Pour des pays comme les États-Unis qui n’ont pas encore sauté dans le train de la double matérialité, les entreprises n’ont encore qu’à s’inquiéter de leur impact environnemental dans la mesure où il touche leur résultat net. Et s’ils ne veulent même pas divulguer cela, ils pourraient simplement décider de rendre leur entreprise privée : Aux États-Unis, si vous n’avez pas d’investisseurs, vous n’avez aucune responsabilité de divulguer. C’est pour cette raison qu’Orts préférerait un système américain fondé sur une éthique plus proche de la double matérialité européenne – un système dans lequel tous les entreprises devraient déclarer leurs impacts environnementaux non pas à la SEC mais à l’Environmental Protection Agency.

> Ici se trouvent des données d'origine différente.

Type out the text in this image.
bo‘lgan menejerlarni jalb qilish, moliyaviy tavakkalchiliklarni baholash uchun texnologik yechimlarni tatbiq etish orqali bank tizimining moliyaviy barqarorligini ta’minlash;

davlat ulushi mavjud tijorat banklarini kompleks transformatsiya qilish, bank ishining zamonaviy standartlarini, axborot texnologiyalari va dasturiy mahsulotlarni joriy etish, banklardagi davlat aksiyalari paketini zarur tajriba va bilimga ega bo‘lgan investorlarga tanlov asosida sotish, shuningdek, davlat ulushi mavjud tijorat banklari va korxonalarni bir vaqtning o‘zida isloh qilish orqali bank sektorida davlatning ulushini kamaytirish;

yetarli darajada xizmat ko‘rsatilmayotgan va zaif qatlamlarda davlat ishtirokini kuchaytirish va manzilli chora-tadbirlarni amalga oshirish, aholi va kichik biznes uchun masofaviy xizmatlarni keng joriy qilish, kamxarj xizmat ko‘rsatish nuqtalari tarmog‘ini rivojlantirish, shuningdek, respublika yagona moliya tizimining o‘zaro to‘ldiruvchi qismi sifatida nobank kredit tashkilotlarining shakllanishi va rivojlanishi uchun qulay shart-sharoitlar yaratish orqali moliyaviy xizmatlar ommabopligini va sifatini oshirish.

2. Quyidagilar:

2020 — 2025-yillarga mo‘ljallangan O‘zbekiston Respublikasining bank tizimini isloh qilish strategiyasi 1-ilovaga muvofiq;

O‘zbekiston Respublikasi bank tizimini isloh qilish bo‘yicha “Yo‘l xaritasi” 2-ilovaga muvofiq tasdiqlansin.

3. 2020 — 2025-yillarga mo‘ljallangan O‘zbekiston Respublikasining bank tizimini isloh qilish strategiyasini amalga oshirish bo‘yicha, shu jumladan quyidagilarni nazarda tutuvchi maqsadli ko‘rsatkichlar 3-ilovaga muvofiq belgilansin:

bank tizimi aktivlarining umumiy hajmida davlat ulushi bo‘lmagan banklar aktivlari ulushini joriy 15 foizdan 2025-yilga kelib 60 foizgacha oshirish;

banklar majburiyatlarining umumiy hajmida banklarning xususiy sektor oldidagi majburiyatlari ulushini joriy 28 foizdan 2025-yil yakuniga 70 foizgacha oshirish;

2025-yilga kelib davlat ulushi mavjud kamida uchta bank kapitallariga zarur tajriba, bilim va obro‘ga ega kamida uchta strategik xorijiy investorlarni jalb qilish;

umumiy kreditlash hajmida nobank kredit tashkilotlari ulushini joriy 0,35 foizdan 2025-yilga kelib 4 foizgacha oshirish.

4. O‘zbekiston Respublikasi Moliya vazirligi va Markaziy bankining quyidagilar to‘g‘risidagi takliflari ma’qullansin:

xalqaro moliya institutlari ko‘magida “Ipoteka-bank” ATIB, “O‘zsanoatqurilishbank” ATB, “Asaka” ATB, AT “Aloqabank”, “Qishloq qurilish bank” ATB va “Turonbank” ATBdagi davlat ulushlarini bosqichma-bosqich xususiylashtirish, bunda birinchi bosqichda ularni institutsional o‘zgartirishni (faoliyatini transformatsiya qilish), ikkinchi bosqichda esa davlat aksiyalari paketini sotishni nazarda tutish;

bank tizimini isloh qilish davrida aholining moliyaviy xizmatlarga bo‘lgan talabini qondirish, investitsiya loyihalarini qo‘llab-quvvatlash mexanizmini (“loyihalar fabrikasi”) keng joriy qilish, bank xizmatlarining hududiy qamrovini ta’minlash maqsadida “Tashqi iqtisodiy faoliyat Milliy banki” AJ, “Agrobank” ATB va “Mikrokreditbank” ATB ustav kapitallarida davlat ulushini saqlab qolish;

Un tel système aurait un autre avantage : il ne reposerait pas sur des investisseurs soucieux du changement climatique. Une enquête menée fin 2021 auprès d’investisseurs américains individuels a suggéré que les personnes qui investissent de l’argent pour gagner de l’argent sont plus intéressées par les rendements financiers à court terme que par le sauvetage du monde. Et les principaux gestionnaires d’actifs d’entreprises telles que BlackRock et Vanguard ont récemment rassuré les critiques sur le fait qu’en dépit de leurs belles paroles sur la durabilité, ils n’ont pas l’intention d’arrêter d’investir dans les combustibles fossiles. C’est peut-être l’argument ultime contre la tentative de tuer l’écoblanchiment par le biais du système financier : les investisseurs peuvent ne pas être dérangés par un peu d’écoblanchiment, tant qu’il s’accompagne de beaucoup de vert.